陸洺撐著手臂,悠悠然開口:“所以,你沒等到和你共度餘生的人?”

話到最後,露出一點歡快的小尾音。

宋野聽來就是嘲諷,冷哼一聲:“彼此彼此。”

說得跟你有一樣。

陸洺並不惱,瞧著宋野有惱羞成怒的成分,讓他肯定了他的答案。

消沈了一路,終於心情好點。

他側身看著宋野,沿著光的痕跡,目光擘畫他的面容,加深心底的刻痕。

“餘生很長,謹慎考慮。”

宋野不滿陸洺突如其來的教育:“你又……”

想起周圍還有不少人,他將怒火壓下去,貼近陸洺耳朵道:“我會向流星許願,阻斷你一輩子的桃花運!”

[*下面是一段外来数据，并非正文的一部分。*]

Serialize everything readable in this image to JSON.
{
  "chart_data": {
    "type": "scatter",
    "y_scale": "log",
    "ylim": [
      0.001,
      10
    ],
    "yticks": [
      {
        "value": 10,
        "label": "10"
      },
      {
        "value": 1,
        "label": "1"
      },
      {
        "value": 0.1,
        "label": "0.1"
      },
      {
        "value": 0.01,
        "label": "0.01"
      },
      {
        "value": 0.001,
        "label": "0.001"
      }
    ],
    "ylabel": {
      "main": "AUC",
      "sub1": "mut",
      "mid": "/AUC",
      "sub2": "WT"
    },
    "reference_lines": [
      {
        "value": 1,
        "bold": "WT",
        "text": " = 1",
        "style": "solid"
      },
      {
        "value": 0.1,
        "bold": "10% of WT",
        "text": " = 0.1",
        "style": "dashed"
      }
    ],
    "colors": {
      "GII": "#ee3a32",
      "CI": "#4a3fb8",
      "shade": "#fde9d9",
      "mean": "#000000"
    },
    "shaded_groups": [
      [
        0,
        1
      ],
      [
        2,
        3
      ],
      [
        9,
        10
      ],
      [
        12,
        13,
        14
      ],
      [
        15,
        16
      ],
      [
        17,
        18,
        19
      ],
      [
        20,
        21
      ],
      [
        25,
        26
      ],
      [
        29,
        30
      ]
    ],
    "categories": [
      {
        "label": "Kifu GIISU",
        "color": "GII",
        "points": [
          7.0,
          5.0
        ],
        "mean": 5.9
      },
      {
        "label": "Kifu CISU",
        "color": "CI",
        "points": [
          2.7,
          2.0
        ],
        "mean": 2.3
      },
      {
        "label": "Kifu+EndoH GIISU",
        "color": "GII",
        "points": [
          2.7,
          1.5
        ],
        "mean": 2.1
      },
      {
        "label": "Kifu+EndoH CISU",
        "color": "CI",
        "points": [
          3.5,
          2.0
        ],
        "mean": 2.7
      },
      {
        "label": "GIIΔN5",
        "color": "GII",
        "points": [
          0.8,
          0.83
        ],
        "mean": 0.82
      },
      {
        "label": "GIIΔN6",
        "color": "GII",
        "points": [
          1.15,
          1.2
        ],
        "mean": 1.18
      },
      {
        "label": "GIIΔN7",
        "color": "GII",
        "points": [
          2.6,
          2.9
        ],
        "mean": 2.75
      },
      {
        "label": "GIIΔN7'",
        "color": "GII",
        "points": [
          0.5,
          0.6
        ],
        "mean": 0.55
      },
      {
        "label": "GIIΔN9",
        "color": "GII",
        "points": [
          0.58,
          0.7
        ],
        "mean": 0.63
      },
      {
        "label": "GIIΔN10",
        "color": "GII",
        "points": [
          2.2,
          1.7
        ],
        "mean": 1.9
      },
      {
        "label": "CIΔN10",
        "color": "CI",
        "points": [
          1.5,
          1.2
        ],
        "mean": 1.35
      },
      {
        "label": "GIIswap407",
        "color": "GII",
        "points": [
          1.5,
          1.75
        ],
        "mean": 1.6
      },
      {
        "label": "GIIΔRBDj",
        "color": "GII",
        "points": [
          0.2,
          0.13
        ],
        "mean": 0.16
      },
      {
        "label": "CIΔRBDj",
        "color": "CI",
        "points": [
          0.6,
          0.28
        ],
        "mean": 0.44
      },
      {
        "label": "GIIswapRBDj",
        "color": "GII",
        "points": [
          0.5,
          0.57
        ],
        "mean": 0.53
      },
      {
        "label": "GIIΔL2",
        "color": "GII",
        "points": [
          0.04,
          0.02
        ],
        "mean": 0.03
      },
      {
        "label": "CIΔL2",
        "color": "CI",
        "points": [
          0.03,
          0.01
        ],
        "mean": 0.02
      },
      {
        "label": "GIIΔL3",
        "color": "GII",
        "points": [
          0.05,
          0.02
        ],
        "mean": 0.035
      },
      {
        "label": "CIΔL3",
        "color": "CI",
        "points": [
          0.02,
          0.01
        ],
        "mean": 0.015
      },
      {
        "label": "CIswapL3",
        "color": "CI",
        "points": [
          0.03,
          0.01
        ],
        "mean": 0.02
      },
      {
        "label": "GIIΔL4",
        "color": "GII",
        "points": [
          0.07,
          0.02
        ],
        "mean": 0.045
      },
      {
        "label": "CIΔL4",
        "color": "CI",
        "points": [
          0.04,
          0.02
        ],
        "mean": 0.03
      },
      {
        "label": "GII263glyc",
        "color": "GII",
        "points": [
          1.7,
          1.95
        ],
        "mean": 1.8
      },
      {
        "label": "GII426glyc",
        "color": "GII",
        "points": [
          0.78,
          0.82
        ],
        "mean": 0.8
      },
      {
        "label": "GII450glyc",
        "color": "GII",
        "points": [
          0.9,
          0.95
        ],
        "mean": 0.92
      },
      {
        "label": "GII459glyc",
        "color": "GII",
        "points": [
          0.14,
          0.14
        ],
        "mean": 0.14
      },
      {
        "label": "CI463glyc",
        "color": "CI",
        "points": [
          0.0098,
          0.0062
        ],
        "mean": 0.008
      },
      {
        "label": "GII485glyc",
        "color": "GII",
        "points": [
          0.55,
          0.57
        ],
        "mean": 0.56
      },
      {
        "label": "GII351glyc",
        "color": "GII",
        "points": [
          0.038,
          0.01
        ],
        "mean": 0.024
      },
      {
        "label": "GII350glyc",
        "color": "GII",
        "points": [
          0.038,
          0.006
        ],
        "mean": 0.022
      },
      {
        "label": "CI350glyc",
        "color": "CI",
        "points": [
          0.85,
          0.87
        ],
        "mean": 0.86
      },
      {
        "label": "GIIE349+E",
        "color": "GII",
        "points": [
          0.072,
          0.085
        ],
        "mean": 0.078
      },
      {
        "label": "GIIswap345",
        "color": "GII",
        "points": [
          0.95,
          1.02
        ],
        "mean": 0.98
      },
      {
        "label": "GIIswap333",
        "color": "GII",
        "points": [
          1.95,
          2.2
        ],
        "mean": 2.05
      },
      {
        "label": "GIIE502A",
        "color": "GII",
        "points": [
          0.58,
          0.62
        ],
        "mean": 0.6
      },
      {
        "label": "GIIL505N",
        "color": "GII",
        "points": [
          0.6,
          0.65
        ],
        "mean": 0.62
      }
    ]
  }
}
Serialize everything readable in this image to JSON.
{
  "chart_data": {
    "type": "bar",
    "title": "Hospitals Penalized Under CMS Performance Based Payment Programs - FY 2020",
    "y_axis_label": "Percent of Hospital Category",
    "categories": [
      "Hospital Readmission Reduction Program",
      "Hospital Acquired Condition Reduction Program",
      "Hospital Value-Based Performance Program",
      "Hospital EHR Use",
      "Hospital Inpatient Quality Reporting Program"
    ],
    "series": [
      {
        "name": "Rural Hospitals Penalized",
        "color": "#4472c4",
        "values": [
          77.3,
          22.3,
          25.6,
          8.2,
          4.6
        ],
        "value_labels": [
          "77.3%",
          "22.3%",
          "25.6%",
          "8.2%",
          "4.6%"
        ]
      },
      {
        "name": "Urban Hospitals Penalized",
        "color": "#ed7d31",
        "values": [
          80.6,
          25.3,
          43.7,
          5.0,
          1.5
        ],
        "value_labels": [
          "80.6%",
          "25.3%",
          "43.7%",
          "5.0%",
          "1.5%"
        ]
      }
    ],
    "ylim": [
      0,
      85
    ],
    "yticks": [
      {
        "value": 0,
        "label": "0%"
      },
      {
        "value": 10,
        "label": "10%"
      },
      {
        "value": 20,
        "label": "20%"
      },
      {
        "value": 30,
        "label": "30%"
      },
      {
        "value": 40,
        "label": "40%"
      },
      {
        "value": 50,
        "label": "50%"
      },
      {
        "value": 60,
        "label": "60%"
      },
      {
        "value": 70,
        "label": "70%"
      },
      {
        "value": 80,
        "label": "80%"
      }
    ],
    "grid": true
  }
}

這話聽起來嚴重,實則透著濃濃的玩笑味,尤其被人鄭重其事說出來。

陸洺笑出了聲:“你剛剛還說自己是唯物主義,怎麽轉頭信起了運勢?”

桃花運這玩意,累贅,他壓根就不想要。

宋野卡殼:“……”

掉坑裏了。

陸洺看向窗前,沿途寬敞,湛藍澄凈的湖水倒映藍天白雲,水天一色。

他目光落在窗戶上一點模糊的人影上,笑道:“今天太陽不錯,你可以多曬曬。”

宋野:“我已經長的夠高了,倒是你……”

陸洺搖頭打斷:“我說的是你的腦子。”

宋野楞了好久才反應過去,氣急敗壞:“你才腦子進水!”

*

車到地方,新鮮空氣迫不及待湧入鼻腔,大腦放空於浩蕩長空,神清氣爽。

撐開折疊桌椅,架起烤架,支棱起一圈帳篷。

陸洺挑個最遠的椅子坐下,正想處理下耽擱許久的工作。

突然手機被抽走,手臂被拉起來,他被迫跟著走。

“宋野!你放開!”

宋野拉著他走,踢開腳下擋路石子:“過來幫忙幹活。”

“說好我出錢,你出力的!”

“誰慣你大少爺毛病。”宋野將不斷掙紮的人鎖在懷裏,往前帶。

“錢不是萬能藥,你多學學生活技巧,免得破產後餓死。”

陸洺哼笑一聲:“不是說你養我?”

宋野:“什麽記性,我說的是收留你做保姆。你不會還不趕緊學,不求上進。”

一旁的陸燃聽到這句,和張誠的看熱鬧截然不同,反倒是難得落寞垂頭。

“破產是不可能了……”

因為已經破過了。

帳篷搭好,宋野擺擺手,一轉頭,發現中間那頂帳篷與眾不同。

那個比旁的大一倍不止,估計他都能在裏面打滾。

白勝此時笑道:“有幾個小游戲,積分最高的人可以和自己的搭檔住豪華大帳篷!”